Today is one of those occasions… I had to point out these two in-depth, high-brow pieces of hypnotherapy news… Firstly, this hypnotherapy article in the Mirror online tells that police cops are to be offered hypnotherapy to reduce weight slim down if they wish to be promoted, the article states:

Overweight cops have been warned they stand no chance of being promoted unless they slim down.

Officers will be given an ID card with their target weight and offered yoga and hypnotherapy to help shed the pounds.

A spokesman for the police force in Nepal said: “When policemen are fat, they appear useless and people don’t trust them.”

That spokesman sure pulls no punches, tell it how it is Nepalese Spokesman!

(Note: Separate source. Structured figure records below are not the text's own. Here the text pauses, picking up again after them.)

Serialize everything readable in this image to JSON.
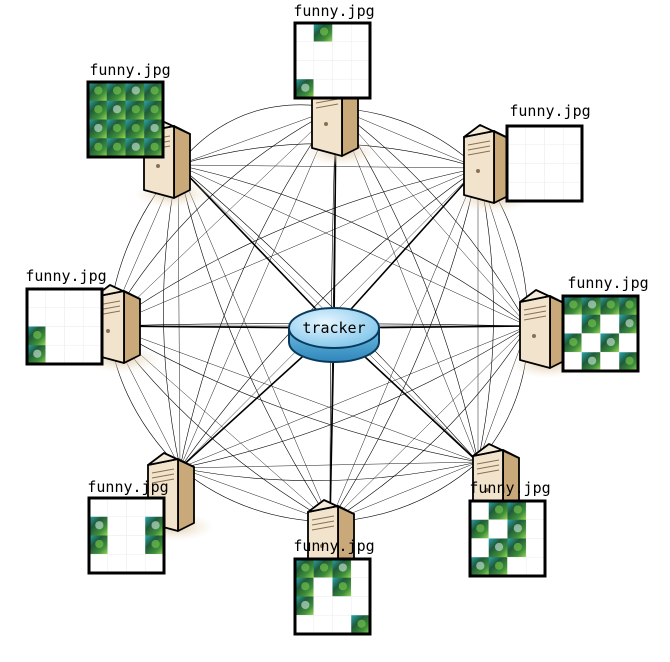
{
  "tracker": {
    "label": "tracker"
  },
  "peers": [
    {
      "id": "peer-top",
      "file": "funny.jpg",
      "pieces": [
        0,
        1,
        0,
        0,
        0,
        0,
        0,
        0,
        0,
        0,
        0,
        0,
        1,
        0,
        0,
        0
      ],
      "server_side": "right"
    },
    {
      "id": "peer-upper-right",
      "file": "funny.jpg",
      "pieces": [
        0,
        0,
        0,
        0,
        0,
        0,
        0,
        0,
        0,
        0,
        0,
        0,
        0,
        0,
        0,
        0
      ],
      "server_side": "left"
    },
    {
      "id": "peer-right",
      "file": "funny.jpg",
      "pieces": [
        1,
        1,
        1,
        1,
        0,
        1,
        0,
        1,
        1,
        0,
        1,
        0,
        0,
        1,
        0,
        1
      ],
      "server_side": "left"
    },
    {
      "id": "peer-lower-right",
      "file": "funny.jpg",
      "pieces": [
        0,
        1,
        1,
        0,
        1,
        0,
        1,
        0,
        0,
        1,
        1,
        0,
        1,
        1,
        0,
        0
      ],
      "server_side": "right"
    },
    {
      "id": "peer-bottom",
      "file": "funny.jpg",
      "pieces": [
        1,
        1,
        1,
        0,
        1,
        0,
        1,
        0,
        1,
        0,
        0,
        0,
        0,
        0,
        0,
        1
      ],
      "server_side": "right"
    },
    {
      "id": "peer-lower-left",
      "file": "funny.jpg",
      "pieces": [
        0,
        0,
        0,
        0,
        1,
        0,
        0,
        1,
        1,
        0,
        0,
        1,
        0,
        0,
        0,
        0
      ],
      "server_side": "right"
    },
    {
      "id": "peer-left",
      "file": "funny.jpg",
      "pieces": [
        0,
        0,
        0,
        0,
        0,
        0,
        0,
        0,
        1,
        0,
        0,
        0,
        1,
        0,
        0,
        0
      ],
      "server_side": "right"
    },
    {
      "id": "peer-upper-left",
      "file": "funny.jpg",
      "pieces": [
        1,
        1,
        1,
        1,
        1,
        1,
        1,
        1,
        1,
        1,
        1,
        1,
        1,
        1,
        1,
        1
      ],
      "server_side": "right"
    }
  ],
  "colors": {
    "tracker_top": "#a8d8f0",
    "tracker_side": "#5aaed8",
    "tracker_outline": "#0a3a5a",
    "server_front": "#f2e4cc",
    "server_side": "#c9a87a",
    "server_shadow": "#e8d6bc",
    "link": "#000000",
    "jungle_dark": "#1f4a2a",
    "jungle_mid": "#3f8f3a",
    "jungle_light": "#9fdc5a",
    "water": "#2aa8b0"
  }
}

The second story to hit the news today is one all about a young man who accidentally threw away a winning ticket that was worth £500,000. Whoops! However, he has used something special to help him trace that ticket… This hypnotherapy article in the Sun states:

GUTTED student Richard Newman chucked away £500,000 – by binning a winning ticket for a McDonald’s competition.

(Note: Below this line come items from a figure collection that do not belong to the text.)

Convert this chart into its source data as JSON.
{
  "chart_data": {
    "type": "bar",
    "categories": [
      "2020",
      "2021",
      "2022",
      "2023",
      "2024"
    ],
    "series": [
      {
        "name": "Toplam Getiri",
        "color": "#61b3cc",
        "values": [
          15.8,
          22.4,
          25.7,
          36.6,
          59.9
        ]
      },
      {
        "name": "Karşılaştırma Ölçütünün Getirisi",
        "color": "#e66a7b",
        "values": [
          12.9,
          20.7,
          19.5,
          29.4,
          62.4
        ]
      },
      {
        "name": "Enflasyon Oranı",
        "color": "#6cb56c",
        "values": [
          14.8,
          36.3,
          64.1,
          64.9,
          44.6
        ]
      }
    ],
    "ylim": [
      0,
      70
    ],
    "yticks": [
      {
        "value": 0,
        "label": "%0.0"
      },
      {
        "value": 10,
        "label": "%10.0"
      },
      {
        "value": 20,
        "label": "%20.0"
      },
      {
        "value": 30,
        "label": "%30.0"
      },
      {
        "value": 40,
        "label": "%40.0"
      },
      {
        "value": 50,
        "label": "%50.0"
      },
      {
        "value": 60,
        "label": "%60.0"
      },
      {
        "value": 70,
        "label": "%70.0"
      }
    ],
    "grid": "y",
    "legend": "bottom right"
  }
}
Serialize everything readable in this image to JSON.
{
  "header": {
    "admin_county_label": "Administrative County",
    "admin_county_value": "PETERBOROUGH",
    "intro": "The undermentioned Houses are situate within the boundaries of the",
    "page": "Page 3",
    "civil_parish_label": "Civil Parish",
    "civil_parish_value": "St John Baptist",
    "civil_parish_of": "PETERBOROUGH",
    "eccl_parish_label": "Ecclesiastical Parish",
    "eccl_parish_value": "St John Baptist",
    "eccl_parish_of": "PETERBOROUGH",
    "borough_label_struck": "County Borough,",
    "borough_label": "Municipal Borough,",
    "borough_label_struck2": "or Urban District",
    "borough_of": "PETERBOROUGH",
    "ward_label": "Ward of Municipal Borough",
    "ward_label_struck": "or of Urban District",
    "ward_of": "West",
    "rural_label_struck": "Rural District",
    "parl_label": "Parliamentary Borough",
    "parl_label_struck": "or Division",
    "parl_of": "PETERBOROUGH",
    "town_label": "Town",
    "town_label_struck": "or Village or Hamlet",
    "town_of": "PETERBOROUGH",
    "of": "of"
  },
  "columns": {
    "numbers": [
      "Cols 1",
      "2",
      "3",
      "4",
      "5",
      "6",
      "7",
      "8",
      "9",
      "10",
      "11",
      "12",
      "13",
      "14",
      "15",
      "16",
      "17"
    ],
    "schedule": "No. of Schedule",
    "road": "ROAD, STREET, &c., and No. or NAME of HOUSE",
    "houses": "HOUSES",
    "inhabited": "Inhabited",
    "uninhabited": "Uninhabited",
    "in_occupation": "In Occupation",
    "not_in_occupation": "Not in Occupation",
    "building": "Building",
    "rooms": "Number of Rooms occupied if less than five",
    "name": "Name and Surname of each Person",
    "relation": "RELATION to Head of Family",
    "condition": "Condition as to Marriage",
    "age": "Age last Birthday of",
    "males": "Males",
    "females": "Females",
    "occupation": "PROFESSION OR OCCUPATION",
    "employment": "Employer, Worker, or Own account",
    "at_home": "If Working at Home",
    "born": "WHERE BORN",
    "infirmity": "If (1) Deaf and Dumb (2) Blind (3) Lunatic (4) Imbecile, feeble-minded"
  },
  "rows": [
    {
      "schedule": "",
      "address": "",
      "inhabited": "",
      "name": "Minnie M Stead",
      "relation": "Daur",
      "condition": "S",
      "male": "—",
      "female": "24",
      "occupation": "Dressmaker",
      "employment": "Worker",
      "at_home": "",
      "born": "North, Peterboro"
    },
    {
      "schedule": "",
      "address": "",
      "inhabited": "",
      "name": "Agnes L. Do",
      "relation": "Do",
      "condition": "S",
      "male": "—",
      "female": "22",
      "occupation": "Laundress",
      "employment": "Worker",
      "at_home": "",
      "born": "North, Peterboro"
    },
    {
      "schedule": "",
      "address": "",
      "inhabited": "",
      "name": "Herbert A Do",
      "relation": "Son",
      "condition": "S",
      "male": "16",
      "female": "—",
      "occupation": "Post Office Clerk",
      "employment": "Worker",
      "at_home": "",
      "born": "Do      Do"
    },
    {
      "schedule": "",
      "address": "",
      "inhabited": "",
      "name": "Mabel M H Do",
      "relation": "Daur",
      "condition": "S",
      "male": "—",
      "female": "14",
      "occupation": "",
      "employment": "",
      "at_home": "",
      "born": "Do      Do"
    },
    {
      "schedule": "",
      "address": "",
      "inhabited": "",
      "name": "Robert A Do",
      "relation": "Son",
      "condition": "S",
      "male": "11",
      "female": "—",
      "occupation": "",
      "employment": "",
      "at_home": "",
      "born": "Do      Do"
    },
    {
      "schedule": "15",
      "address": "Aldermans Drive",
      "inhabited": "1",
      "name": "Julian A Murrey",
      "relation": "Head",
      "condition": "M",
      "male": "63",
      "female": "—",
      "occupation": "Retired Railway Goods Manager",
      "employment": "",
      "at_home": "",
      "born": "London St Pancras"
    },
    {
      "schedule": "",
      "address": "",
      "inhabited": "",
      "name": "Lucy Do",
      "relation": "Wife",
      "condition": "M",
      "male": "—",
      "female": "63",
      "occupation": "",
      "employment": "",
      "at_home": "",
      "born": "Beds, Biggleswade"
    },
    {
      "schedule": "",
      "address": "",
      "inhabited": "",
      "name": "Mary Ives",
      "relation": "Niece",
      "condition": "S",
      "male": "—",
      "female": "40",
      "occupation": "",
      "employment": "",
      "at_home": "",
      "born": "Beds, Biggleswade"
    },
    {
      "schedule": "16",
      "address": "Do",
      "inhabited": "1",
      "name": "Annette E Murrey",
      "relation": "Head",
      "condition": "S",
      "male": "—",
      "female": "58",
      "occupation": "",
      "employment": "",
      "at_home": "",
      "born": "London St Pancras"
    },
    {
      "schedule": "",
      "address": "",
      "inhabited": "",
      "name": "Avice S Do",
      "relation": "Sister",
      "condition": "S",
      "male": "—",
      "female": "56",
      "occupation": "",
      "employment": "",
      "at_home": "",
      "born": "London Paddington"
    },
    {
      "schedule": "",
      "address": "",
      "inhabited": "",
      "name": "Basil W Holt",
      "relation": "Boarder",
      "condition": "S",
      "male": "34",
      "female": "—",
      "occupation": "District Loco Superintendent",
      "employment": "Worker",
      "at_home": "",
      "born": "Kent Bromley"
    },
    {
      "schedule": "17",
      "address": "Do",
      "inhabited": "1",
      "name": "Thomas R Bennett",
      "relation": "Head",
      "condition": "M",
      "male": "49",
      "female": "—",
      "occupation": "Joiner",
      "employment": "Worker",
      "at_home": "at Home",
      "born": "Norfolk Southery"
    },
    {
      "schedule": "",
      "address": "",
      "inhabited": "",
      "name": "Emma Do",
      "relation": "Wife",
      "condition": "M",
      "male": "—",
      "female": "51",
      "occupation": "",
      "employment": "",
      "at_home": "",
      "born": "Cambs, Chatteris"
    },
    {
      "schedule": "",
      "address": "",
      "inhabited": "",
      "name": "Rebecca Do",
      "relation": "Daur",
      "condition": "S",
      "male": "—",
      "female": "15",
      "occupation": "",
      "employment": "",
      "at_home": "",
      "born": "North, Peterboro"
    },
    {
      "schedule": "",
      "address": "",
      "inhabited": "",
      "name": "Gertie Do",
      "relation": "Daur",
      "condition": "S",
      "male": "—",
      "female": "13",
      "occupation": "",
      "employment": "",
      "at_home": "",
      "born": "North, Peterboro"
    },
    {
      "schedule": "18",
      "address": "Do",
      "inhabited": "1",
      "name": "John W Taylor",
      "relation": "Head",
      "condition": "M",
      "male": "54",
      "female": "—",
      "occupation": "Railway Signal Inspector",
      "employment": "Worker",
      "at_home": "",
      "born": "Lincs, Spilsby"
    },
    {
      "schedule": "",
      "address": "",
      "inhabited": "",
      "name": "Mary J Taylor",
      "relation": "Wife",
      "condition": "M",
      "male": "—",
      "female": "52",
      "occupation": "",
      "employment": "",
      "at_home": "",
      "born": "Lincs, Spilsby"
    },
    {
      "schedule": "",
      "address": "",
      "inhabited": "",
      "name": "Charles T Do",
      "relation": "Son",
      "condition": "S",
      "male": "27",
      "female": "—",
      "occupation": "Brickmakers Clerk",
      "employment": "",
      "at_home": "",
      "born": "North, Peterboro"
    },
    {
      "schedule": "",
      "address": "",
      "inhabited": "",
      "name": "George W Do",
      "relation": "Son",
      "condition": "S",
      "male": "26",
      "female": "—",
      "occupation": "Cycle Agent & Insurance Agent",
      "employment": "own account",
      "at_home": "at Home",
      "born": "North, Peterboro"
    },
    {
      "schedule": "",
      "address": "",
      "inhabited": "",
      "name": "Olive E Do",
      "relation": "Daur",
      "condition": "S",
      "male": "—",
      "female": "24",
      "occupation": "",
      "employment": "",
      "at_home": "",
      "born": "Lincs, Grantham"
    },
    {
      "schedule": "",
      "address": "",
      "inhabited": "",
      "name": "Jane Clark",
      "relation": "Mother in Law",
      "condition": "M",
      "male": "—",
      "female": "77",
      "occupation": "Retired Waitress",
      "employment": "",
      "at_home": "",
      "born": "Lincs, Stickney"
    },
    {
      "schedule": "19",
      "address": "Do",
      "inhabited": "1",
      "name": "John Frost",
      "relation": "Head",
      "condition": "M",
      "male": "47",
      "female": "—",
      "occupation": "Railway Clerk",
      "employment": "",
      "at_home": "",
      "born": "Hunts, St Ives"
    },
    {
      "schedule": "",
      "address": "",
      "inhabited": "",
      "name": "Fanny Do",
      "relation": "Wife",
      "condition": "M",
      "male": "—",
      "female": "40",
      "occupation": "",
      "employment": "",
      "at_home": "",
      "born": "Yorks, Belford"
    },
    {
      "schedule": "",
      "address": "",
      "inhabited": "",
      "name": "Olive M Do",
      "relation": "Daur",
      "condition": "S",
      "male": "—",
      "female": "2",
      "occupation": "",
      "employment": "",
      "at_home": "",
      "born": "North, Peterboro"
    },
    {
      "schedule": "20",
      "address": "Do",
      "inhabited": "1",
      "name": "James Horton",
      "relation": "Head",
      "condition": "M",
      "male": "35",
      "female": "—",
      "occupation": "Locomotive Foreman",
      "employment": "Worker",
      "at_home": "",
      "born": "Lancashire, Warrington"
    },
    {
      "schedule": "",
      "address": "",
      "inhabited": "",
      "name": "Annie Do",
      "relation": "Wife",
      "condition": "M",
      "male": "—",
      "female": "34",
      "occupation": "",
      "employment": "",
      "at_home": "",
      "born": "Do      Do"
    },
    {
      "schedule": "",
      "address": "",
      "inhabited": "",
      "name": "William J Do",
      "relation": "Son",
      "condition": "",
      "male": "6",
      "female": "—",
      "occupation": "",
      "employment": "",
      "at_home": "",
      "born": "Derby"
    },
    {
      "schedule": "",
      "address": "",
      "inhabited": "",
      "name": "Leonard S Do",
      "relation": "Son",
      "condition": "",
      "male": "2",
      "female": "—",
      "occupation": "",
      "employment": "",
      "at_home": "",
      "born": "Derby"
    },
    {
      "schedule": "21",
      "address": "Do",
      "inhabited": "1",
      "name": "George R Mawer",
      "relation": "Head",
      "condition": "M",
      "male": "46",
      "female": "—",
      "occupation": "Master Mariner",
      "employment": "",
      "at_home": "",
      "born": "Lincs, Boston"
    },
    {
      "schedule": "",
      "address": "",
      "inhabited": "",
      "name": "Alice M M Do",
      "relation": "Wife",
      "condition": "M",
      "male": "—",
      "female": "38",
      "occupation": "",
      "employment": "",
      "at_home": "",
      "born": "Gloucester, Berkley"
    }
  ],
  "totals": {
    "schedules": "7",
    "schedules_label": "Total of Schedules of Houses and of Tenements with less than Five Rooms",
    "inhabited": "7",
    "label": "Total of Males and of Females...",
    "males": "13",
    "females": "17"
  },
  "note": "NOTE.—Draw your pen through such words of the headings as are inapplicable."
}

Richard, 35, and girlfriend Chloe Gray had called in at the fast food drive-thru the morning after a boozy night to pick up cheeseburgers and French fries.

One fries carton had a “Mayfair” sticker from the McDonald’s Easy Win Monopoly game. But the pair knew nothing about the contest – so Chloe plastered the sticker on the wheel.

And a few days later Richard decided to clean his Toyota Corolla, binning the ticket.

The couple realised the mistake two weeks later when Richard went to McDonald’s again – and got a Park Lane sticker.

Chloe looked on the internet and found with BOTH properties, they would scoop £500,000. But by this time the Mayfair sticker was lost forever.

Richard, of Sheffield, South Yorks, said: “When I cleaned out the car, I peeled the sticker off and threw it in the wheelie bin and thought nothing more about it.

“It was just a little bit of paper, but if I’d been playing the game I’d have known I’d hit gold.”

Here’s the important bit…

Philosophy PhD student Richard even had hypnotherapy to try to find the ticket he threw away over the Easter Bank Holiday.

Chloe, 27, insisted: “We’ve got over the ‘what-ifs’ now. But it was awful at the time.”

McDonald’s said: “We sympathise but without the winning sticker we are unable to help.”

Alas, the hypnotherapy could not help him…

So there you go… Some top exposure for my favourite subjects of hypnosis and hypnotherapy… Much more of this and we’ll be majorly embedded in the mainstream NHS before we know it.